第16章: 戦時中のマストへの旅
バーバーのリシケシュでの隠遁と談話
1942年· ババ 48歳ページ 2,283 / 5,444
それでも時代が記したように、それは起こるべくして起こったのだった。「バーバーがそう望まれていたのだ。ご自分で彼女に最も麗しい衣を着せると仰せになり、そのとおりになさったのだ!母親の胸のうちに後悔とともに、メヘル・バーバーの愛の記憶もよみがえったのである!」
神の七つの御名を毎日唱える習慣は二月十五日に中止されていたが、リシケシュでバーバーは再び女性たちに毎日それを唱えるよう指示した。
五月三十一日日曜日、バーバーはリシケシュのガンガー・ブワンにある地下洞窟に入り、午前七時半から十時まで独りでそこに座っていた。翌日、彼は自分の仕事のため再びそこに戻り、隠遁に入った。バーバーの隠遁は、これまでと同様、戦争と関わりがあるようだった。ヨーロッパでは、五月三十日に工業都市ケルンへの千機規模の爆撃機による空襲をもって、ドイツへの大規模な空中攻撃が始まった。太平洋では、一九四二年六月の第一週にミッドウェー島での決戦が行われた。それは日本にとって初の大きな海戦の敗北であり、太平洋戦線の転換点となった。
三十一日、さまざまな宗派や信条が採り入れている多様な礼拝の形式について語る中で、バーバーは次のように述べた。
無為は、束縛や複雑さを生まないという意味において、行為よりも好ましいのです。いかに善く義しい行いであっても、すべての行為は束縛となり、サンスカーラを生み出します。それは過去の束縛的な行為がすでに作り上げた複雑さに、さらにひとつを加えるということです。人生とはまさに、こうした複雑さを打ち消し、過去のカルマの束縛から心を解き放とうとする努力にほかなりません。
善と悪について説き明かしながら、バーバーは次のように述べた。
善とか悪というものは存在しません。道徳的観点からは、社会が課す制約に従って世間の事柄が営まれるよう、それが存在しているのです。しかし霊的観点からすれば、いずれも束縛です。
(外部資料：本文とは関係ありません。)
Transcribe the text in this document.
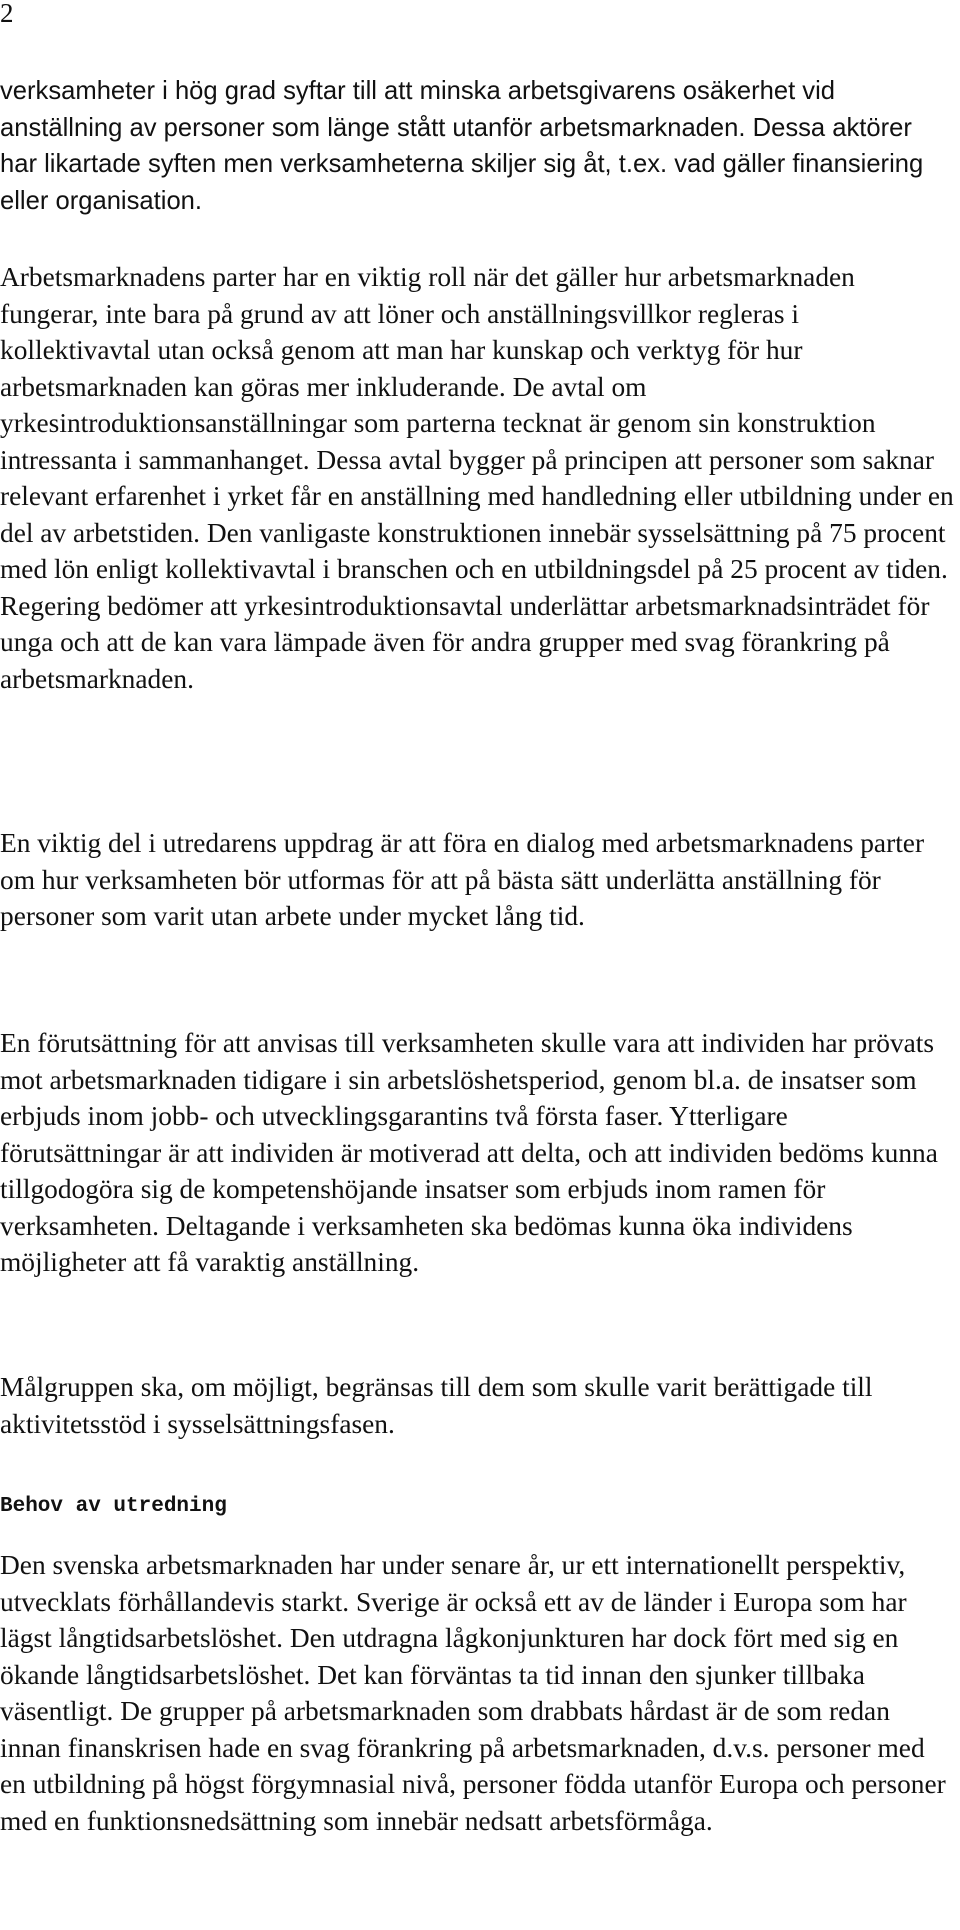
2

verksamheter i hög grad syftar till att minska arbetsgivarens osäkerhet vid anställning av personer som länge stått utanför arbetsmarknaden. Dessa aktörer har likartade syften men verksamheterna skiljer sig åt, t.ex. vad gäller finansiering eller organisation.

Arbetsmarknadens parter har en viktig roll när det gäller hur arbetsmarknaden fungerar, inte bara på grund av att löner och anställningsvillkor regleras i kollektivavtal utan också genom att man har kunskap och verktyg för hur arbetsmarknaden kan göras mer inkluderande. De avtal om yrkesintroduktionsanställningar som parterna tecknat är genom sin konstruktion intressanta i sammanhanget. Dessa avtal bygger på principen att personer som saknar relevant erfarenhet i yrket får en anställning med handledning eller utbildning under en del av arbetstiden. Den vanligaste konstruktionen innebär sysselsättning på 75 procent med lön enligt kollektivavtal i branschen och en utbildningsdel på 25 procent av tiden. Regering bedömer att yrkesintroduktionsavtal underlättar arbetsmarknadsinträdet för unga och att de kan vara lämpade även för andra grupper med svag förankring på arbetsmarknaden.

En viktig del i utredarens uppdrag är att föra en dialog med arbetsmarknadens parter om hur verksamheten bör utformas för att på bästa sätt underlätta anställning för personer som varit utan arbete under mycket lång tid.

En förutsättning för att anvisas till verksamheten skulle vara att individen har prövats mot arbetsmarknaden tidigare i sin arbetslöshetsperiod, genom bl.a. de insatser som erbjuds inom jobb- och utvecklingsgarantins två första faser. Ytterligare förutsättningar är att individen är motiverad att delta, och att individen bedöms kunna tillgodogöra sig de kompetenshöjande insatser som erbjuds inom ramen för verksamheten. Deltagande i verksamheten ska bedömas kunna öka individens möjligheter att få varaktig anställning.

Målgruppen ska, om möjligt, begränsas till dem som skulle varit berättigade till aktivitetsstöd i sysselsättningsfasen.

Behov av utredning

Den svenska arbetsmarknaden har under senare år, ur ett internationellt perspektiv, utvecklats förhållandevis starkt. Sverige är också ett av de länder i Europa som har lägst långtidsarbetslöshet. Den utdragna lågkonjunkturen har dock fört med sig en ökande långtidsarbetslöshet. Det kan förväntas ta tid innan den sjunker tillbaka väsentligt. De grupper på arbetsmarknaden som drabbats hårdast är de som redan innan finanskrisen hade en svag förankring på arbetsmarknaden, d.v.s. personer med en utbildning på högst förgymnasial nivå, personer födda utanför Europa och personer med en funktionsnedsättning som innebär nedsatt arbetsförmåga.
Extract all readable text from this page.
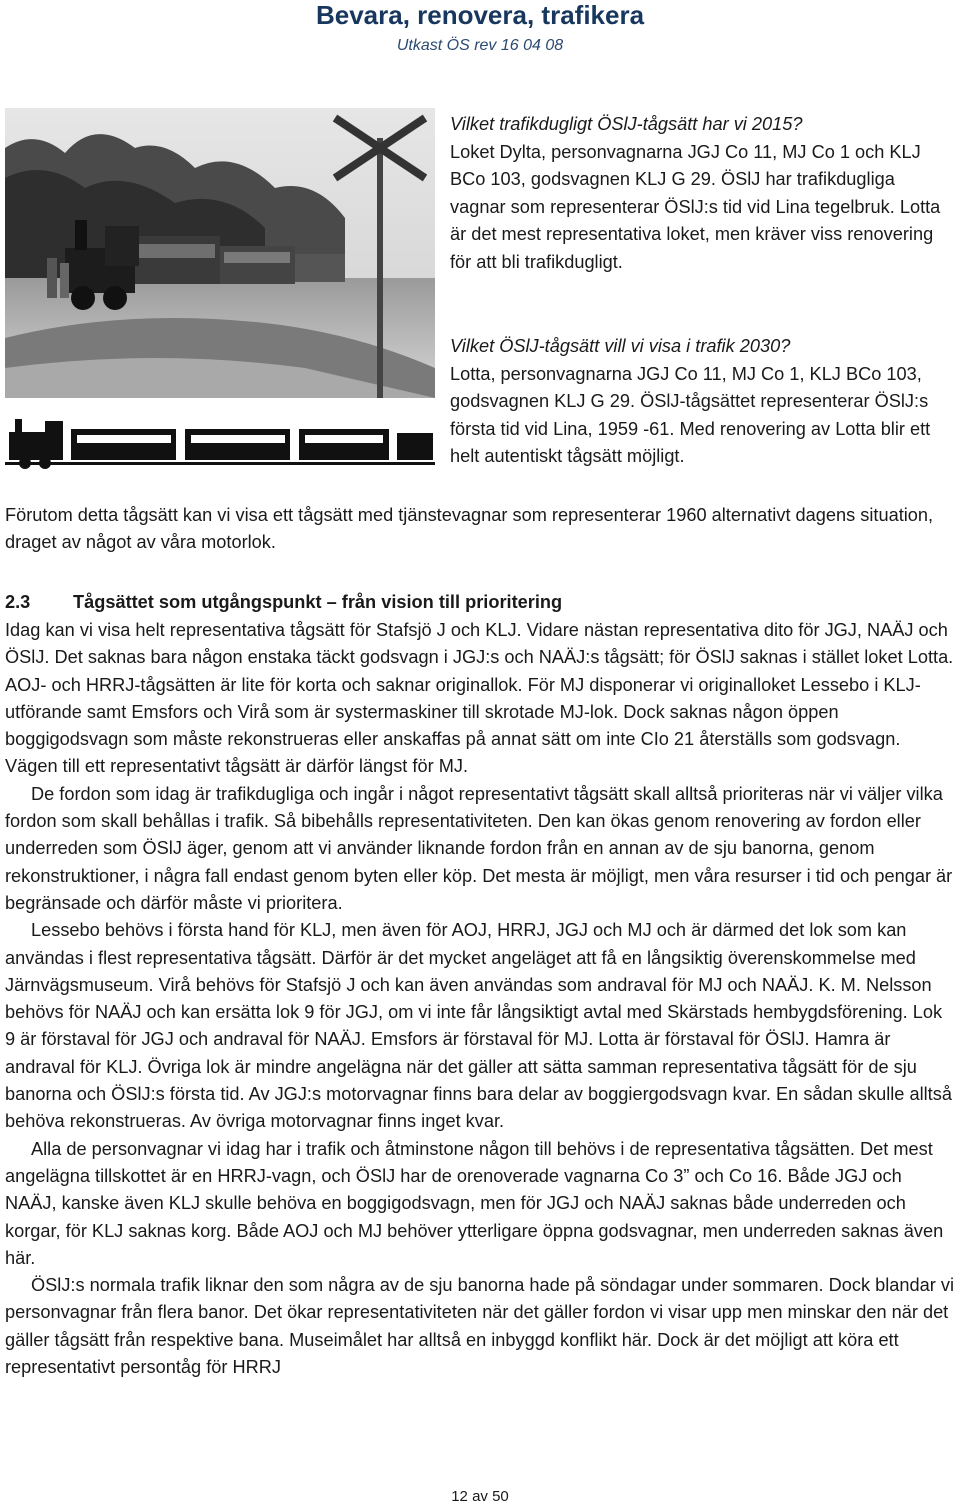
Bevara, renovera, trafikera
Utkast ÖS rev 16 04 08

Vilket trafikdugligt ÖSlJ-tågsätt har vi 2015?

Loket Dylta, personvagnarna JGJ Co 11, MJ Co 1 och KLJ BCo 103, godsvagnen KLJ G 29. ÖSlJ har trafikdugliga vagnar som representerar ÖSlJ:s tid vid Lina tegelbruk. Lotta är det mest representativa loket, men kräver viss renovering för att bli trafikdugligt.

Vilket ÖSlJ-tågsätt vill vi visa i trafik 2030?

Lotta, personvagnarna JGJ Co 11, MJ Co 1, KLJ BCo 103, godsvagnen KLJ G 29. ÖSlJ-tågsättet representerar ÖSlJ:s första tid vid Lina, 1959 -61. Med renovering av Lotta blir ett helt autentiskt tågsätt möjligt.

Förutom detta tågsätt kan vi visa ett tågsätt med tjänstevagnar som representerar 1960 alternativt dagens situation, draget av något av våra motorlok.

2.3 Tågsättet som utgångspunkt – från vision till prioritering

Idag kan vi visa helt representativa tågsätt för Stafsjö J och KLJ. Vidare nästan representativa dito för JGJ, NAÄJ och ÖSlJ. Det saknas bara någon enstaka täckt godsvagn i JGJ:s och NAÄJ:s tågsätt; för ÖSlJ saknas i stället loket Lotta. AOJ- och HRRJ-tågsätten är lite för korta och saknar originallok. För MJ disponerar vi originalloket Lessebo i KLJ-utförande samt Emsfors och Virå som är systermaskiner till skrotade MJ-lok. Dock saknas någon öppen boggigodsvagn som måste rekonstrueras eller anskaffas på annat sätt om inte CIo 21 återställs som godsvagn. Vägen till ett representativt tågsätt är därför längst för MJ.

De fordon som idag är trafikdugliga och ingår i något representativt tågsätt skall alltså prioriteras när vi väljer vilka fordon som skall behållas i trafik. Så bibehålls representativiteten. Den kan ökas genom renovering av fordon eller underreden som ÖSlJ äger, genom att vi använder liknande fordon från en annan av de sju banorna, genom rekonstruktioner, i några fall endast genom byten eller köp. Det mesta är möjligt, men våra resurser i tid och pengar är begränsade och därför måste vi prioritera.

Lessebo behövs i första hand för KLJ, men även för AOJ, HRRJ, JGJ och MJ och är därmed det lok som kan användas i flest representativa tågsätt. Därför är det mycket angeläget att få en långsiktig överenskommelse med Järnvägsmuseum. Virå behövs för Stafsjö J och kan även användas som andraval för MJ och NAÄJ. K. M. Nelsson behövs för NAÄJ och kan ersätta lok 9 för JGJ, om vi inte får långsiktigt avtal med Skärstads hembygdsförening. Lok 9 är förstaval för JGJ och andraval för NAÄJ. Emsfors är förstaval för MJ. Lotta är förstaval för ÖSlJ. Hamra är andraval för KLJ. Övriga lok är mindre angelägna när det gäller att sätta samman representativa tågsätt för de sju banorna och ÖSlJ:s första tid. Av JGJ:s motorvagnar finns bara delar av boggiergodsvagn kvar. En sådan skulle alltså behöva rekonstrueras. Av övriga motorvagnar finns inget kvar.

Alla de personvagnar vi idag har i trafik och åtminstone någon till behövs i de representativa tågsätten. Det mest angelägna tillskottet är en HRRJ-vagn, och ÖSlJ har de orenoverade vagnarna Co 3” och Co 16. Både JGJ och NAÄJ, kanske även KLJ skulle behöva en boggigodsvagn, men för JGJ och NAÄJ saknas både underreden och korgar, för KLJ saknas korg. Både AOJ och MJ behöver ytterligare öppna godsvagnar, men underreden saknas även här.

ÖSlJ:s normala trafik liknar den som några av de sju banorna hade på söndagar under sommaren. Dock blandar vi personvagnar från flera banor. Det ökar representativiteten när det gäller fordon vi visar upp men minskar den när det gäller tågsätt från respektive bana. Museimålet har alltså en inbyggd konflikt här. Dock är det möjligt att köra ett representativt persontåg för HRRJ

12 av 50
善悪の基準は、時代や状況によって変わりうる、その時々の基準に従って定められるものです。また霊性の領域でも、大衆が善と見なすものが霊的観点からはしばしば悪であり、大衆が悪と見なすものが霊的観点からはしばしば善であることがよくあります。
たとえば、盗みは一般的な基準では悪です。しかし、極度に困窮した妊婦がいると仮定してみましょう。彼女には食べるものが何ひとつなく、その身体の状態のため、死は避けがたいのです。ある男がそれを見て哀れに思いますが、当の本人にも金がなく、助けることができません。